Bucuresti (Bucharest) is the capital of Romania. It was once called the Paris of the Balkans thanks to its wide, tree-lined boulevards and imposing memorials. Around two million people live in the capital on the country's fertile southern plain. Other major cities include Iasi, Cluj, Sibiu, Timisoara and Brasov.

The Danube and the Carpathians give character and heart to Romania. The Danube forms much of the southern border of Romania with Bulgaria, separating Latin from Slav. The great river divides into three forks and becomes a broad, marshy delta before it merges into the Black Sea. The southern plain of Romania is a breadbasket of grains and fruits, a potential source of food for all of Europe.

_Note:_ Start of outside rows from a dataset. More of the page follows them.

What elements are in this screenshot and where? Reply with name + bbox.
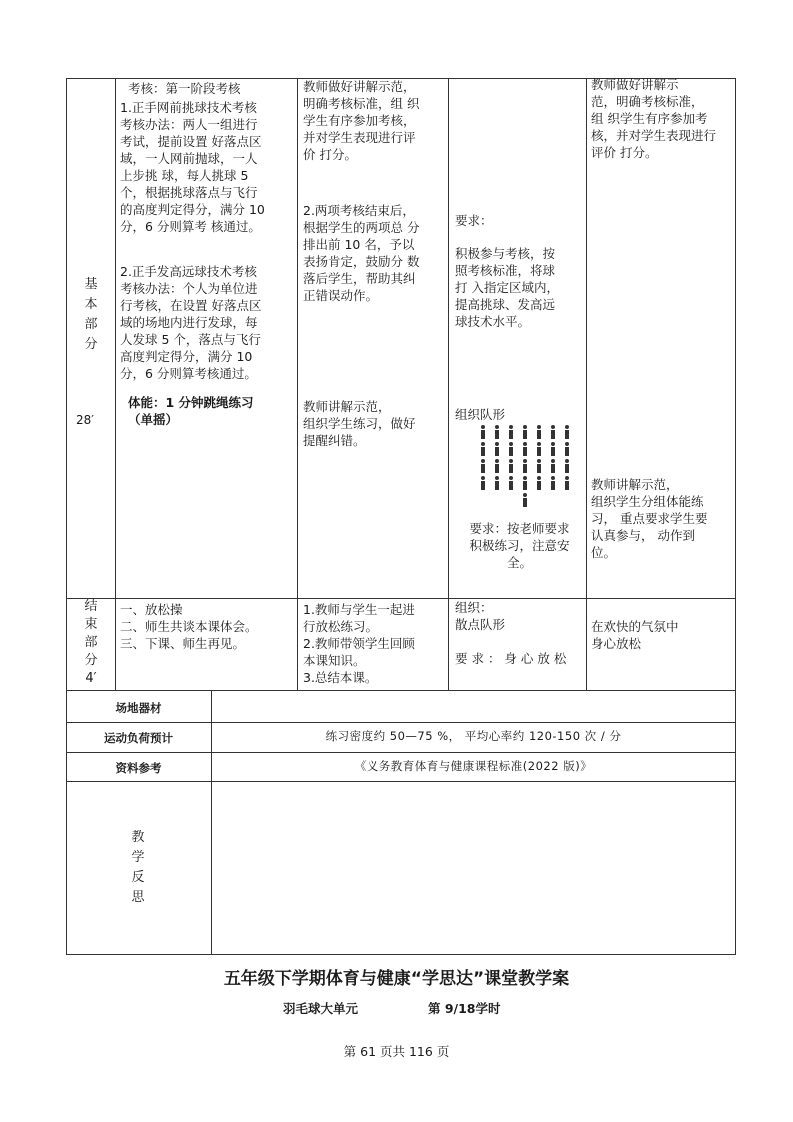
person-icon (521, 493, 529, 508)
person-icon (521, 459, 529, 474)
next-page-title: 五年级下学期体育与健康“学思达”课堂教学案 (223, 969, 570, 989)
person-icon (493, 442, 501, 457)
table-row-divider (66, 690, 736, 691)
person-icon (535, 459, 543, 474)
person-icon (549, 476, 557, 491)
table-row-divider (66, 722, 736, 723)
student-requirements: 积极参与考核，按 照考核标准，将球 打 入指定区域内， 提高挑球、发高远 球技术水平。 (455, 246, 559, 329)
person-icon (507, 476, 515, 491)
person-icon (521, 442, 529, 457)
person-icon (521, 425, 529, 440)
teacher-activity-3: 教师讲解示范， 组织学生练习，做好 提醒纠错。 (303, 399, 416, 448)
fitness-item: 体能：1 分钟跳绳练习 （单摇） (128, 395, 254, 427)
person-icon (479, 476, 487, 491)
reference-value: 《义务教育体育与健康课程标准(2022 版)》 (354, 759, 593, 773)
assessment-item-1: 1.正手网前挑球技术考核 考核办法：两人一组进行 考试，提前设置 好落点区 域，一人网前抛球，一人 上步挑 球，每人挑球 5 个，根据挑球落点与飞行 的高度判定得分，满分 10 分，6 分则算考 核通过。 (120, 100, 265, 234)
person-icon (549, 425, 557, 440)
person-icon (507, 425, 515, 440)
reference-label: 资料参考 (115, 761, 162, 775)
student-req-title: 要求： (455, 213, 493, 228)
person-icon (493, 459, 501, 474)
assessment-intro: 考核：第一阶段考核 (128, 81, 241, 96)
person-icon (535, 476, 543, 491)
table-border-left (66, 78, 67, 955)
teacher-activity-1: 教师做好讲解示范， 明确考核标准，组 织 学生有序参加考核， 并对学生表现进行评 价 打分。 (303, 79, 420, 162)
end-section-student: 组织： 散点队形 要 求 ： 身 心 放 松 (455, 600, 567, 666)
page-number: 第 61 页共 116 页 (343, 1044, 450, 1059)
person-icon (535, 442, 543, 457)
person-icon (479, 425, 487, 440)
table-row-divider (66, 598, 736, 599)
organization-2: 教师讲解示范， 组织学生分组体能练 习， 重点要求学生要 认真参与， 动作到 位。 (591, 477, 708, 560)
teacher-activity-2: 2.两项考核结束后， 根据学生的两项总 分 排出前 10 名，予以 表扬肯定，鼓励分 数 落后学生，帮助其纠 正错误动作。 (303, 203, 420, 303)
end-section-teacher: 1.教师与学生一起进 行放松练习。 2.教师带领学生回顾 本课知识。 3.总结本课。 (303, 602, 415, 685)
person-icon (493, 425, 501, 440)
person-icon (563, 425, 571, 440)
end-section-label: 结 束 部 分 4′ (84, 599, 98, 686)
load-value: 练习密度约 50—75 %， 平均心率约 120-150 次 / 分 (325, 729, 622, 743)
person-icon (549, 442, 557, 457)
person-icon (549, 459, 557, 474)
unit-name: 羽毛球大单元 (283, 1001, 359, 1016)
table-row-divider (66, 781, 736, 782)
end-section-content: 一、放松操 二、师生共谈本课体会。 三、下课、师生再见。 (120, 602, 258, 651)
person-icon (535, 425, 543, 440)
table-border-bottom (66, 954, 736, 955)
table-border-right (735, 78, 736, 955)
table-row-divider (66, 752, 736, 753)
load-label: 运动负荷预计 (104, 731, 173, 745)
person-icon (479, 442, 487, 457)
person-icon (493, 476, 501, 491)
person-icon (521, 476, 529, 491)
venue-label: 场地器材 (115, 701, 162, 715)
person-icon (563, 442, 571, 457)
main-section-label: 基 本 部 分 (84, 277, 98, 352)
student-formation-title: 组织队形 (455, 407, 506, 422)
student-requirements-2: 要求：按老师要求 积极练习，注意安 全。 (469, 521, 570, 570)
main-section-time: 28′ (76, 413, 94, 427)
assessment-item-2: 2.正手发高远球技术考核 考核办法：个人为单位进 行考核，在设置 好落点区 域的场地内进行发球，每 人发球 5 个，落点与飞行 高度判定得分，满分 10 分，6 分则算考核通过。 (120, 264, 262, 381)
person-icon (507, 459, 515, 474)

Farther north, the craggy Carpathian Mountains, the eastern end of the Alps, rise up to split the country virtually in half. Two passes traverse the wild mountains creating two different perspectives, one markedly eastern and the other, the Transylvania culture north of the mountains, looking toward the west.

South and east of the Carpathians the land was defenseless to frequent invasion by Turk, Tatar, Magyar and Russian. North of the Carpathians massive fortresses and walled cities were built by German settlers, invited to protect the passes and keep the invaders at bay. Sibiu, Brasov, Sighisoara and other cities carry both Romanian and German names in recognition of their mixed heritage. Other cities add a third name, usually Hungarian. It has been against Hungarian rule from Budapest and Turkish suzerainty from Istanbul that Romanians have most often fought. In the last two hundred years Russian imperialism has been an increasing threat to Romania, culminating in 45-years of Soviet domination.

Vurpar is fifteen miles from Sibiu (Herrmannstadt), a city of 200,000 persons. Sibiu was built by Romanians and Saxons to protect the strategic nearby pass from invasion. Surrounded by mountains, decorated with great churches, medieval walls, grand plazas and charming cafes, Sibiu is an undiscovered tourist attraction with rock bottom prices and lovely attractions. It is where the children of Vurpar go on to high school and where occasional bus loads of Sasi return to visit friends, relive events and snap a few shots for family back "home" in Germany.

It was in this town square that citizens fought heavily armed communist forces during the 1989 Revolution. The people won and now have a budding democracy. In the center of the square is a memorial to the men and women who died in Sibiu fighting the dictatorship.